Since I made it a point to even name advantages that the other poster had not mentioned, it's pretty clear that I'm not trying to downplay anything.


Apple supporters have absolutely no wiggle room to criticize others about this though.


My iPad has ebook readers from Amazon (Kindle), Barnes & Noble (Nook), and Kobo, all advertised on and, and downloaded from, Apple's App Store. To the best of my knowledge, Apple charged no fees to any of those competitors.

By contrast, I see no Amazon-provided facility through which Kindle users can install ebook readers from Amazon's competitors (correct me if I am wrong, as I don't profess to be expert on Amazon's Kindle marketplace). In light of that, I believe that there is plenty of room to criticize about monopolistic practices.


You're definitely showing quite a lot of pro-apple bias though, almost all your criticisms of amazon apply equally if not more so to apple.

Again, how?

Does Amazon distribute an Apple-supplied iBook app for the Kindle? No.

Does Amazon provide a means by which their users can purchase and read ebooks from Apple, or any other competing vendor? No.

Has Amazon provided a huge marketplace to Apple in which to sell ebooks? No.

Yet Apple provides all of those things for Amazon in return is a cut from sales of ebooks. Amazon has a big headline on their web site "Newspapers and magazines in color on iPad and iPhone." It sure sounds like Amazon recognizes the importance of color, even if some of their vocal customers do not.

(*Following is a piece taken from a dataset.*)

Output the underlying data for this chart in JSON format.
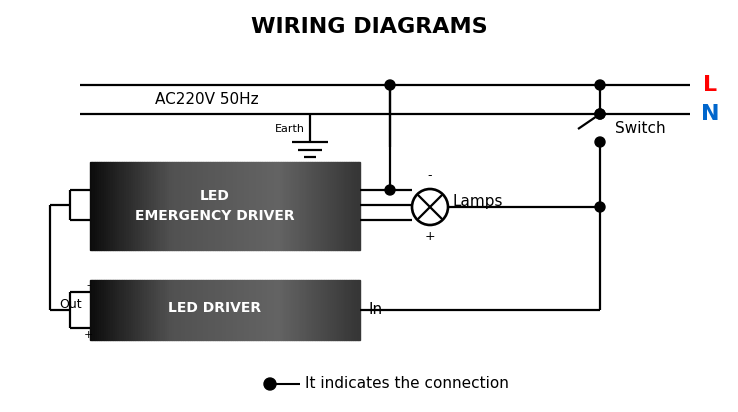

Think about this: Apple has sold 29 million iPads, over 100 million iPhones (as of March 2011), and tons (how's that for specificity?) of iPod Touchs. Had Apple played hardball, prohibiting the distribution of competing ebook readers through the App Store, Amazon would be stuck trying to market to their 1.5 million Kindle buyers. Instead, they have access to Apple's massive consumer market. In return, if they want the convenience of in-app purchases, they pay a percentage to Apple.

What's your alternative model? Apple distributes Amazon's app for free and lets Amazon lure away sales from Apple's own iTunes store and Apple gets no compensation? And in return, Amazon continues to prohibit Kindle owners from buying content from Apple?

Siding with the company that wants a cut from competitor's in-app sales versus siding with a company that prohibits competitors from selling at all hardly sounds like bias.